L’autismo è un disordine dello sviluppo biologicamente determinato che si traduce in un funzionamento mentale atipico che accompagna il soggetto per tutto il suo ciclo vitale. Quindi non esiste un intervento che va bene per tutti ma è necessario strutturare un intervento specifico per ogni individuo sempre coinvolgendo i familiari e i contesti sociali in cui egli è inserito (Scuola, centri sportivi….). Le strategie di intervento sono molte anche se le più suggerite appartengono a due categorie cioè approcci comportamentali (ABA= Analisi del Comportamento Applicata) ed approcci evolutivi.
Un recente paradigma in opposizione al modello medico, la Neurodiversità, sostiene che la condizione autistica è una specificità umana in quanto lo sviluppo neurologico atipico viene visto come una variazione naturale del cervello, una forma alternativa della biologia umana. Quindi la condizione autistica non è una condizione da curare ma una differenza non necessariamente svantaggiosa. Il termine neurodiversità è stato coniato nel 1998 da Judy Singer, un scienziata sociale con tratti autistici. (Stateofmind, 2018).

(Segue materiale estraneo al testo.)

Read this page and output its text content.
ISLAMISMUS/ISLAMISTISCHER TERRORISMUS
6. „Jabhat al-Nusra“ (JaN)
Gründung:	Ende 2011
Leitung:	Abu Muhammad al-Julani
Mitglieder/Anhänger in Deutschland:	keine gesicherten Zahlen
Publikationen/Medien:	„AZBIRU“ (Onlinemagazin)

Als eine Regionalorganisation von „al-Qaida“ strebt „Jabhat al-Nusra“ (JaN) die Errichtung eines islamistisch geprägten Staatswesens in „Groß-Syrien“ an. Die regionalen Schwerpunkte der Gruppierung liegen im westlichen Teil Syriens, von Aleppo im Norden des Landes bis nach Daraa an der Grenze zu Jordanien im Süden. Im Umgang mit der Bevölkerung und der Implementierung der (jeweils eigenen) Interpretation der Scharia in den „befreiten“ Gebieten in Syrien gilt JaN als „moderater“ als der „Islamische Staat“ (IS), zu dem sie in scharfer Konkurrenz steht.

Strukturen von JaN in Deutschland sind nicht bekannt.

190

Questo non significa che l’autismo non crei difficoltà a chi ci convive. Infatti adottare il concetto di neurodiversità può aiutare a comprendere e riconoscere i punti di forza di ogni persona, però è importante mantenere le cure nel rispetto delle difficoltà incontrate dalle persone autistiche come suggerito da John Elder Robinson.
Quando un bambino viene diagnosticato all’interno dello Spettro, le famiglie vivono una situazione spesso difficile da accettare, forte è il vissuto di non saper cosa fare. È fondamentale il sostegno e la collaborazione con le famiglie e che i vari professionisti aiutino a trovare il percorso più adatto.